Thursday's hearing, dubbed "Competition in the Digital Age: Beyond the Browser Wars," is expected to focus on so-called enterprise computing, including Microsoft's Windows NT, Back Office, and Windows CE. It also is expected to address Microsoft's foray into online content, as well as its Java-related activities. Committee staffers have declined to elaborate or discuss an agenda for the hearing.

Murray said Microsoft will have an observer on hand to issue a response to any new allegations quickly.

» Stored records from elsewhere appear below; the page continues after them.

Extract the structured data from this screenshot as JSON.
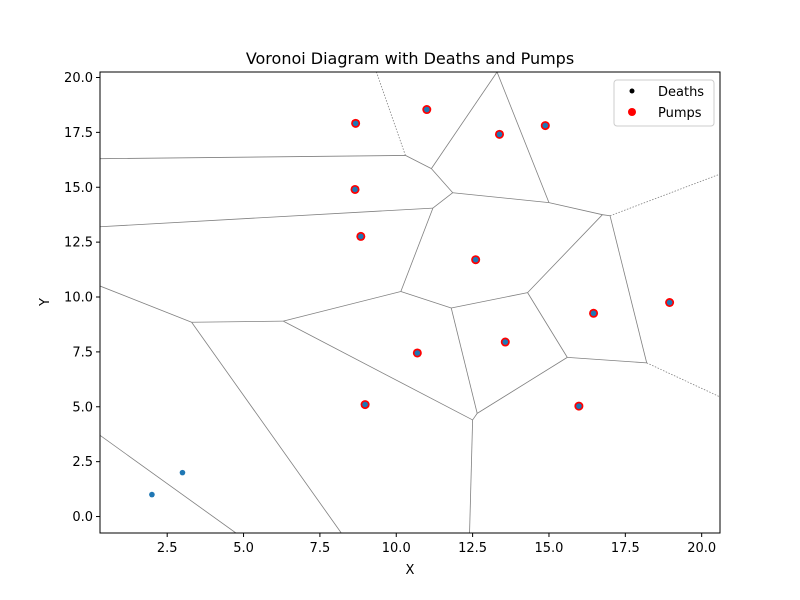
{
  "chart_data": {
    "type": "scatter",
    "title": "Voronoi Diagram with Deaths and Pumps",
    "xlabel": "X",
    "ylabel": "Y",
    "xlim": [
      0.3,
      20.6
    ],
    "ylim": [
      -0.75,
      20.25
    ],
    "xticks": [
      2.5,
      5.0,
      7.5,
      10.0,
      12.5,
      15.0,
      17.5,
      20.0
    ],
    "xtick_labels": [
      "2.5",
      "5.0",
      "7.5",
      "10.0",
      "12.5",
      "15.0",
      "17.5",
      "20.0"
    ],
    "yticks": [
      0.0,
      2.5,
      5.0,
      7.5,
      10.0,
      12.5,
      15.0,
      17.5,
      20.0
    ],
    "ytick_labels": [
      "0.0",
      "2.5",
      "5.0",
      "7.5",
      "10.0",
      "12.5",
      "15.0",
      "17.5",
      "20.0"
    ],
    "grid": false,
    "legend_position": "top-right",
    "series": [
      {
        "name": "Deaths",
        "legend_color": "#000000",
        "color": "#1f77b4",
        "points": [
          [
            2.0,
            1.0
          ],
          [
            3.0,
            2.0
          ],
          [
            8.67,
            17.91
          ],
          [
            11.0,
            18.54
          ],
          [
            13.38,
            17.41
          ],
          [
            14.88,
            17.81
          ],
          [
            8.65,
            14.9
          ],
          [
            8.84,
            12.76
          ],
          [
            12.6,
            11.7
          ],
          [
            16.46,
            9.26
          ],
          [
            18.95,
            9.75
          ],
          [
            10.69,
            7.45
          ],
          [
            13.57,
            7.95
          ],
          [
            8.98,
            5.1
          ],
          [
            15.98,
            5.03
          ]
        ]
      },
      {
        "name": "Pumps",
        "color": "#ff0000",
        "points": [
          [
            8.67,
            17.91
          ],
          [
            11.0,
            18.54
          ],
          [
            13.38,
            17.41
          ],
          [
            14.88,
            17.81
          ],
          [
            8.65,
            14.9
          ],
          [
            8.84,
            12.76
          ],
          [
            12.6,
            11.7
          ],
          [
            16.46,
            9.26
          ],
          [
            18.95,
            9.75
          ],
          [
            10.69,
            7.45
          ],
          [
            13.57,
            7.95
          ],
          [
            8.98,
            5.1
          ],
          [
            15.98,
            5.03
          ]
        ]
      }
    ],
    "voronoi": {
      "color": "#808080",
      "finite_edges": [
        [
          [
            0.3,
            16.3
          ],
          [
            10.3,
            16.45
          ]
        ],
        [
          [
            10.3,
            16.45
          ],
          [
            11.15,
            15.85
          ]
        ],
        [
          [
            11.15,
            15.85
          ],
          [
            11.85,
            14.75
          ]
        ],
        [
          [
            0.3,
            13.2
          ],
          [
            11.2,
            14.05
          ]
        ],
        [
          [
            11.2,
            14.05
          ],
          [
            11.85,
            14.75
          ]
        ],
        [
          [
            11.85,
            14.75
          ],
          [
            15.0,
            14.3
          ]
        ],
        [
          [
            15.0,
            14.3
          ],
          [
            16.75,
            13.75
          ]
        ],
        [
          [
            13.3,
            20.25
          ],
          [
            11.15,
            15.85
          ]
        ],
        [
          [
            13.3,
            20.25
          ],
          [
            15.0,
            14.3
          ]
        ],
        [
          [
            11.2,
            14.05
          ],
          [
            10.15,
            10.25
          ]
        ],
        [
          [
            10.15,
            10.25
          ],
          [
            11.8,
            9.5
          ]
        ],
        [
          [
            11.8,
            9.5
          ],
          [
            14.3,
            10.2
          ]
        ],
        [
          [
            14.3,
            10.2
          ],
          [
            16.75,
            13.75
          ]
        ],
        [
          [
            16.75,
            13.75
          ],
          [
            17.0,
            13.7
          ]
        ],
        [
          [
            17.0,
            13.7
          ],
          [
            18.2,
            7.0
          ]
        ],
        [
          [
            18.2,
            7.0
          ],
          [
            15.6,
            7.25
          ]
        ],
        [
          [
            15.6,
            7.25
          ],
          [
            14.3,
            10.2
          ]
        ],
        [
          [
            15.6,
            7.25
          ],
          [
            12.65,
            4.7
          ]
        ],
        [
          [
            12.65,
            4.7
          ],
          [
            11.8,
            9.5
          ]
        ],
        [
          [
            12.65,
            4.7
          ],
          [
            12.5,
            4.4
          ]
        ],
        [
          [
            12.5,
            4.4
          ],
          [
            12.4,
            -0.75
          ]
        ],
        [
          [
            12.5,
            4.4
          ],
          [
            6.3,
            8.9
          ]
        ],
        [
          [
            6.3,
            8.9
          ],
          [
            10.15,
            10.25
          ]
        ],
        [
          [
            6.3,
            8.9
          ],
          [
            3.3,
            8.85
          ]
        ],
        [
          [
            3.3,
            8.85
          ],
          [
            0.3,
            10.5
          ]
        ],
        [
          [
            3.3,
            8.85
          ],
          [
            8.2,
            -0.75
          ]
        ],
        [
          [
            0.3,
            3.7
          ],
          [
            4.75,
            -0.75
          ]
        ]
      ],
      "infinite_edges": [
        [
          [
            10.3,
            16.45
          ],
          [
            9.35,
            20.25
          ]
        ],
        [
          [
            17.0,
            13.7
          ],
          [
            20.6,
            15.6
          ]
        ],
        [
          [
            18.2,
            7.0
          ],
          [
            20.6,
            5.45
          ]
        ]
      ]
    }
  }
}
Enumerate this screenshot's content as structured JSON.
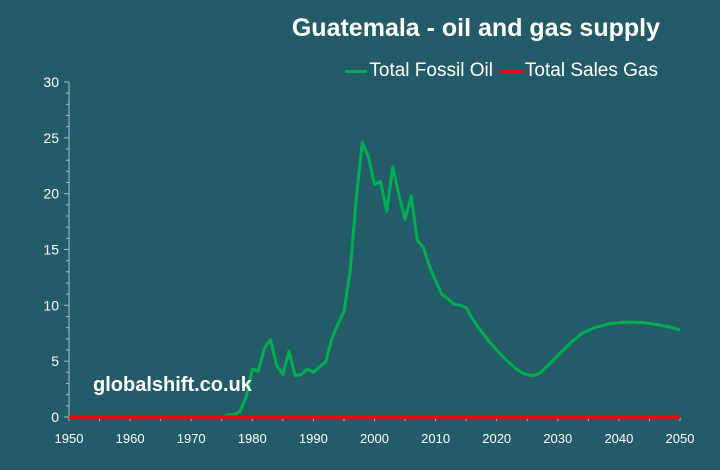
{
  "chart_data": {
    "type": "line",
    "title": "Guatemala - oil and gas supply",
    "xlabel": "",
    "ylabel": "",
    "xlim": [
      1950,
      2050
    ],
    "ylim": [
      0,
      30
    ],
    "x_ticks": [
      "1950",
      "1960",
      "1970",
      "1980",
      "1990",
      "2000",
      "2010",
      "2020",
      "2030",
      "2040",
      "2050"
    ],
    "y_ticks": [
      "0",
      "5",
      "10",
      "15",
      "20",
      "25",
      "30"
    ],
    "legend_position": "top-right",
    "grid": false,
    "series": [
      {
        "name": "Total Fossil Oil",
        "color": "#00b050",
        "x": [
          1950,
          1975,
          1976,
          1977,
          1978,
          1979,
          1980,
          1981,
          1982,
          1983,
          1984,
          1985,
          1986,
          1987,
          1988,
          1989,
          1990,
          1991,
          1992,
          1993,
          1994,
          1995,
          1996,
          1997,
          1998,
          1999,
          2000,
          2001,
          2002,
          2003,
          2004,
          2005,
          2006,
          2007,
          2008,
          2009,
          2010,
          2011,
          2012,
          2013,
          2014,
          2015,
          2016,
          2017,
          2018,
          2019,
          2020,
          2021,
          2022,
          2023,
          2024,
          2025,
          2026,
          2027,
          2028,
          2030,
          2032,
          2034,
          2036,
          2038,
          2040,
          2042,
          2044,
          2046,
          2048,
          2050
        ],
        "y": [
          0,
          0,
          0.2,
          0.2,
          0.5,
          1.8,
          4.3,
          4.1,
          6.2,
          6.9,
          4.6,
          3.8,
          5.9,
          3.7,
          3.8,
          4.3,
          4.0,
          4.5,
          4.9,
          7.0,
          8.3,
          9.4,
          13.0,
          19.5,
          24.6,
          23.3,
          20.8,
          21.1,
          18.4,
          22.4,
          19.9,
          17.7,
          19.8,
          15.8,
          15.2,
          13.5,
          12.2,
          11.0,
          10.6,
          10.1,
          10.0,
          9.8,
          8.8,
          8.0,
          7.3,
          6.6,
          6.0,
          5.4,
          4.9,
          4.4,
          4.0,
          3.8,
          3.7,
          3.9,
          4.4,
          5.5,
          6.6,
          7.5,
          8.0,
          8.3,
          8.45,
          8.5,
          8.45,
          8.3,
          8.1,
          7.8
        ]
      },
      {
        "name": "Total Sales Gas",
        "color": "#ff0000",
        "x": [
          1950,
          2050
        ],
        "y": [
          0,
          0
        ]
      }
    ],
    "annotations": [
      "globalshift.co.uk"
    ]
  }
}
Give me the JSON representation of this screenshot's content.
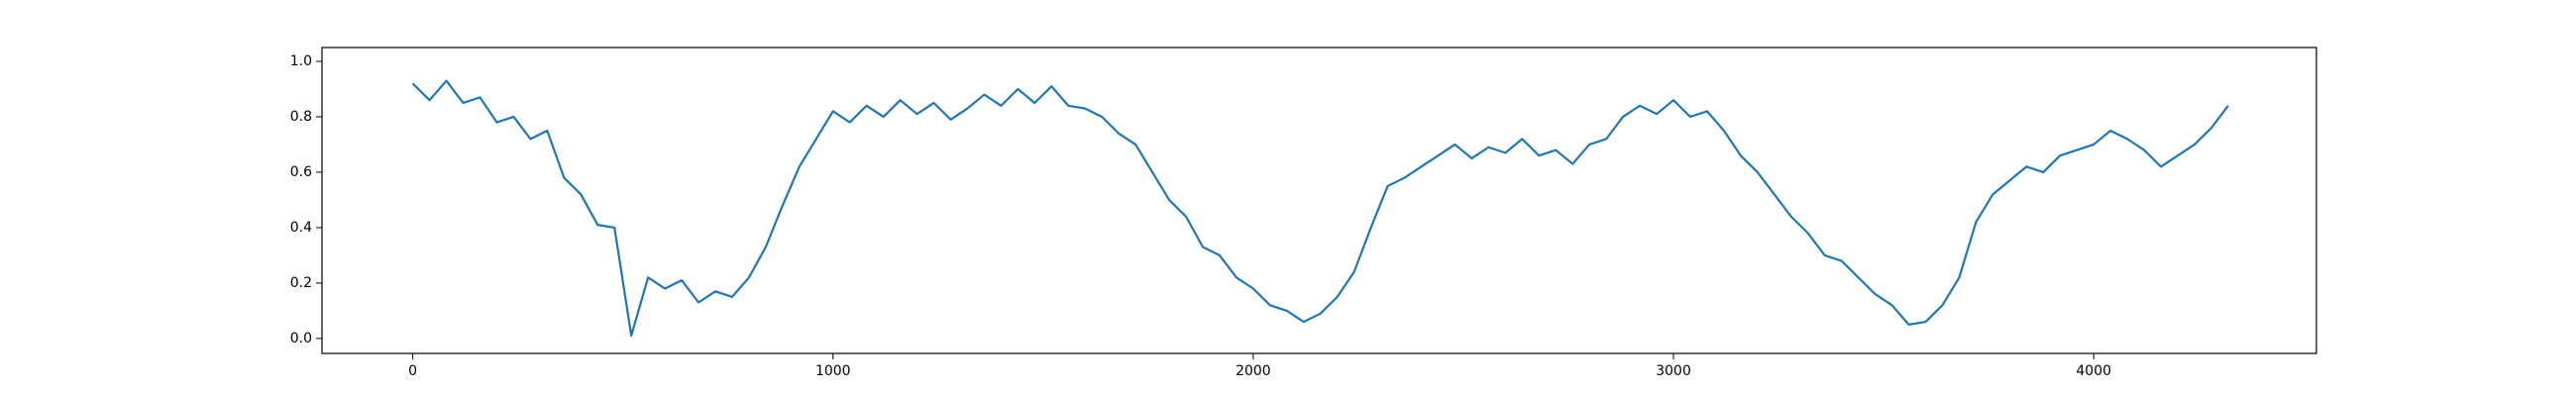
{
  "chart_data": {
    "type": "line",
    "x": [
      0,
      40,
      80,
      120,
      160,
      200,
      240,
      280,
      320,
      360,
      400,
      440,
      480,
      520,
      560,
      600,
      640,
      680,
      720,
      760,
      800,
      840,
      880,
      920,
      960,
      1000,
      1040,
      1080,
      1120,
      1160,
      1200,
      1240,
      1280,
      1320,
      1360,
      1400,
      1440,
      1480,
      1520,
      1560,
      1600,
      1640,
      1680,
      1720,
      1760,
      1800,
      1840,
      1880,
      1920,
      1960,
      2000,
      2040,
      2080,
      2120,
      2160,
      2200,
      2240,
      2280,
      2320,
      2360,
      2400,
      2440,
      2480,
      2520,
      2560,
      2600,
      2640,
      2680,
      2720,
      2760,
      2800,
      2840,
      2880,
      2920,
      2960,
      3000,
      3040,
      3080,
      3120,
      3160,
      3200,
      3240,
      3280,
      3320,
      3360,
      3400,
      3440,
      3480,
      3520,
      3560,
      3600,
      3640,
      3680,
      3720,
      3760,
      3800,
      3840,
      3880,
      3920,
      3960,
      4000,
      4040,
      4080,
      4120,
      4160,
      4200,
      4240,
      4280,
      4320
    ],
    "series": [
      {
        "color": "#1f77b4",
        "values": [
          0.92,
          0.86,
          0.93,
          0.85,
          0.87,
          0.78,
          0.8,
          0.72,
          0.75,
          0.58,
          0.52,
          0.41,
          0.4,
          0.01,
          0.22,
          0.18,
          0.21,
          0.13,
          0.17,
          0.15,
          0.22,
          0.33,
          0.48,
          0.62,
          0.72,
          0.82,
          0.78,
          0.84,
          0.8,
          0.86,
          0.81,
          0.85,
          0.79,
          0.83,
          0.88,
          0.84,
          0.9,
          0.85,
          0.91,
          0.84,
          0.83,
          0.8,
          0.74,
          0.7,
          0.6,
          0.5,
          0.44,
          0.33,
          0.3,
          0.22,
          0.18,
          0.12,
          0.1,
          0.06,
          0.09,
          0.15,
          0.24,
          0.4,
          0.55,
          0.58,
          0.62,
          0.66,
          0.7,
          0.65,
          0.69,
          0.67,
          0.72,
          0.66,
          0.68,
          0.63,
          0.7,
          0.72,
          0.8,
          0.84,
          0.81,
          0.86,
          0.8,
          0.82,
          0.75,
          0.66,
          0.6,
          0.52,
          0.44,
          0.38,
          0.3,
          0.28,
          0.22,
          0.16,
          0.12,
          0.05,
          0.06,
          0.12,
          0.22,
          0.42,
          0.52,
          0.57,
          0.62,
          0.6,
          0.66,
          0.68,
          0.7,
          0.75,
          0.72,
          0.68,
          0.62,
          0.66,
          0.7,
          0.76,
          0.84
        ]
      }
    ],
    "xlim": [
      -216,
      4530
    ],
    "ylim": [
      -0.054,
      1.05
    ],
    "xticks": [
      0,
      1000,
      2000,
      3000,
      4000
    ],
    "yticks": [
      {
        "value": 0,
        "label": "0.0"
      },
      0.2,
      0.4,
      0.6,
      0.8,
      {
        "value": 1,
        "label": "1.0"
      }
    ]
  }
}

The hearing will be only the latest public confrontation between Hatch and Microsoft. Last November, he criticized cross-promotional agreements Microsoft has with Internet service providers forbidding them from telling some new customers that alternatives exist to the Internet Explorer browser. The agreements also allowed Microsoft to terminate the deal if the quota of the ISP's subscribers using Internet Explorer fell below a certain level, 85 percent in some cases.

Microsoft since has revised the deals with some providers, but the exclusive requirements remain in effect with the largest providers, including America Online, CompuServe, and Prodigy. Microsoft said that the contracts were perfectly legal, and that the only reason it changed them was to prevent competitors from mischaracterizing them.

Hatch held a second hearing in early March, in which top executives from Microsoft archrivals Sun Microsystems and Netscape went head-to-head with Gates and his ally, Michael Dell of Dell Computer.

Most of the four-hour hearing focused on Microsoft's marketing of Internet Explorer, which is also at the heart of two lawsuits filed by the Justice Department and 20 states.

More recently, Hatch told a subcommittee investigating consolidation among telecommunications companies that Microsoft's foray into the industry might overshadow concerns about the way the company is positioning itself in the browser market.